In point of fact, though, the room is an absolute pit-a bus station, others have called it, though they are quick to add that such a comparison may be slanderous to the well-meaning folks over at Greyhound. Years ago, this used to be the site of the White House swimming pool, where John F. Kennedy swam laps as therapy for his chronically ailing back. Richard Nixon, for reasons that have never been explained, filled the pool in and turned it into a briefing area.

Now, burly cameramen allow their Starbucks coffee cups to pile up for weeks at a time before throwing them away. Their colleagues inevitably come along and choose a cup in which to deposit a wad of old chewing tobacco. The highly paid on-air talent toss their notes on the floor, assuming that someone else, as in the rest of their lives, is there to pick up after them. The threadbare rug is stained by the slush of too many winters and the sweat of too little air conditioning in the strangling Washington summer. And the chair backs are soiled by pencil gouges and graffiti marks, with declarations like "I should have gone to law school."

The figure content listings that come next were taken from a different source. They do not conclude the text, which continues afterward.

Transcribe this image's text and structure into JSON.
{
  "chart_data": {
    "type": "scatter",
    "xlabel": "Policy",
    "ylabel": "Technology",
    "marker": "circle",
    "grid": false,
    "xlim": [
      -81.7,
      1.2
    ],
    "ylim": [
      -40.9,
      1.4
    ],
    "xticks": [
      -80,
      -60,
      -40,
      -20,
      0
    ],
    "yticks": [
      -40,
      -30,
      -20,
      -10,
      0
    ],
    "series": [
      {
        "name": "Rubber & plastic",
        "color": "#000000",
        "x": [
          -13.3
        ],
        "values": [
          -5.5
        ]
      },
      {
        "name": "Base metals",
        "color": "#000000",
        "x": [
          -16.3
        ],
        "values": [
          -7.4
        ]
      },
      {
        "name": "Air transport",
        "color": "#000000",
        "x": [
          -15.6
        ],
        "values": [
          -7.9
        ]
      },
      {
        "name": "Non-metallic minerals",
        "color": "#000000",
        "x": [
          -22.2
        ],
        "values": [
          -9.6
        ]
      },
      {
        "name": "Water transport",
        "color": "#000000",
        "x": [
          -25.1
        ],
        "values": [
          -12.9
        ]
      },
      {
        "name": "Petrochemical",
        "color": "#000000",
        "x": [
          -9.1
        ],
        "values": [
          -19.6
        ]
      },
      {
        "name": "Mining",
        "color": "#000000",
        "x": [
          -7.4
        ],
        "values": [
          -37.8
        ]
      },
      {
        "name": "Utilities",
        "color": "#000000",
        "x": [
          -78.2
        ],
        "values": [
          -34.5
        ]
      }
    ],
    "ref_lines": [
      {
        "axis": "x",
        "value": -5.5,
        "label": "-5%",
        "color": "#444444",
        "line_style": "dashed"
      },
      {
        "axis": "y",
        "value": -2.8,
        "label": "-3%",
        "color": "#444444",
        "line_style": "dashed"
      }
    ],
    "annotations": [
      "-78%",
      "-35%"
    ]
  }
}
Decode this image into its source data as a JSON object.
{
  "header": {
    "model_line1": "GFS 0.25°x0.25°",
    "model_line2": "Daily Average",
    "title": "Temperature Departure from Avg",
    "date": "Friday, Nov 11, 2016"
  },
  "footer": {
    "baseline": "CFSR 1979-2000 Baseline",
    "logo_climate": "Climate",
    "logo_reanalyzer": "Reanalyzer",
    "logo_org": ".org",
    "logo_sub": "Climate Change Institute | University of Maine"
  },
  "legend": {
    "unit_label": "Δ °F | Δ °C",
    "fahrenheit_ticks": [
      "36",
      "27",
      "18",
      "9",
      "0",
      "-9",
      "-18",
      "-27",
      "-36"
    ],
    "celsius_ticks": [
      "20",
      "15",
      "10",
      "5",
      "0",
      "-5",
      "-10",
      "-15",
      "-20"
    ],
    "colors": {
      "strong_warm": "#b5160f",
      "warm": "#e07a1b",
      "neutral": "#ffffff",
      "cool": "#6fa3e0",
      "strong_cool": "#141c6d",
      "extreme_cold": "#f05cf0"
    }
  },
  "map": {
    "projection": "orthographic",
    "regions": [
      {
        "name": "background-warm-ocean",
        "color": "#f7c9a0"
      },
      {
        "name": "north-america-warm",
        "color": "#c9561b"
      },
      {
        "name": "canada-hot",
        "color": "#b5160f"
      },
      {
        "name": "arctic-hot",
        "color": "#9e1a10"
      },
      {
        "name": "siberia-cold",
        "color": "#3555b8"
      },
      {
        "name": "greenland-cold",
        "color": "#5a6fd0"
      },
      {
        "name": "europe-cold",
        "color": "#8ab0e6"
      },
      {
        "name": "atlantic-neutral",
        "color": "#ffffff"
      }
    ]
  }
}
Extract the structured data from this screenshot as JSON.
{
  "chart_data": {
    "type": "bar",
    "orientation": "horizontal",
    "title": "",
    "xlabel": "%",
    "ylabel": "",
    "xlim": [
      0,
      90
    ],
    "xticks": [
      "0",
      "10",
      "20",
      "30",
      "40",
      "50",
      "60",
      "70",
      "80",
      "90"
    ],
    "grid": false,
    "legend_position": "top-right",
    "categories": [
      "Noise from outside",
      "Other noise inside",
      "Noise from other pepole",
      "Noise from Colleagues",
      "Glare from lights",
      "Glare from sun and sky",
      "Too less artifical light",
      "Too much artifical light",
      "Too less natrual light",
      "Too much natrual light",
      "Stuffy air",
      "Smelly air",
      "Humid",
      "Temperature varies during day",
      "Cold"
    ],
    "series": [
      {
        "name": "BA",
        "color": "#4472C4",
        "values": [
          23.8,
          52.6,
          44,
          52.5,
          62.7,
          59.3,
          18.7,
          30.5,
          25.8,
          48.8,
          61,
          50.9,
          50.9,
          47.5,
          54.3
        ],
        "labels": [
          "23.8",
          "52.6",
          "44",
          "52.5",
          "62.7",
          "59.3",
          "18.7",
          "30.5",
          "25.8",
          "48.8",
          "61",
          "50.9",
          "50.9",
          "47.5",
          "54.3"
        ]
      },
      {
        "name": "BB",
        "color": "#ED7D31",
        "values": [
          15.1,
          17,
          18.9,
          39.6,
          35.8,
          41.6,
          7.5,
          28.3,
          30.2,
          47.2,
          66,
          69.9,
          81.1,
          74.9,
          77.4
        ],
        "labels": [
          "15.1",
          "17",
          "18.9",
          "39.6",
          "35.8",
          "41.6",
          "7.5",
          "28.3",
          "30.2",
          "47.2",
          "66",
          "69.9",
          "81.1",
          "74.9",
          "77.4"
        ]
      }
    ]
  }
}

Sunday noon brought me through this very room, darkened because of the weekend. I climbed the few steps into the West Wing from the press area and announced myself to a uniformed Secret Service agent, who gave me a "So what?" look he seemed to save for all reporters seeking another bit of information to help along another story that was probably not very good for the administration. It was a look that made me want to grab him by his starched white poly-cotton shirt. But my ribs.

"I have an appointment with the president," I said, in what amounted to a verbal cuffing.

This made him take his task more seriously. He picked up the telephone, had a brief conversation that as best I could tell consisted of half a dozen prehistoric grunts, then led me past the Roosevelt Room on the right, past the Cabinet Room on the left, into an anteroom with two secretaries, one of whom greeted me with an enormous smile and unabashed pleasure at our meeting.

"Sylvia Weinrich," she said, holding out a delicate, perfectly manicured middle-aged hand. "It's delightful to see you. I must say, you've carried yourself with great dignity on television after the shooting. I don't know how I would have handled all that."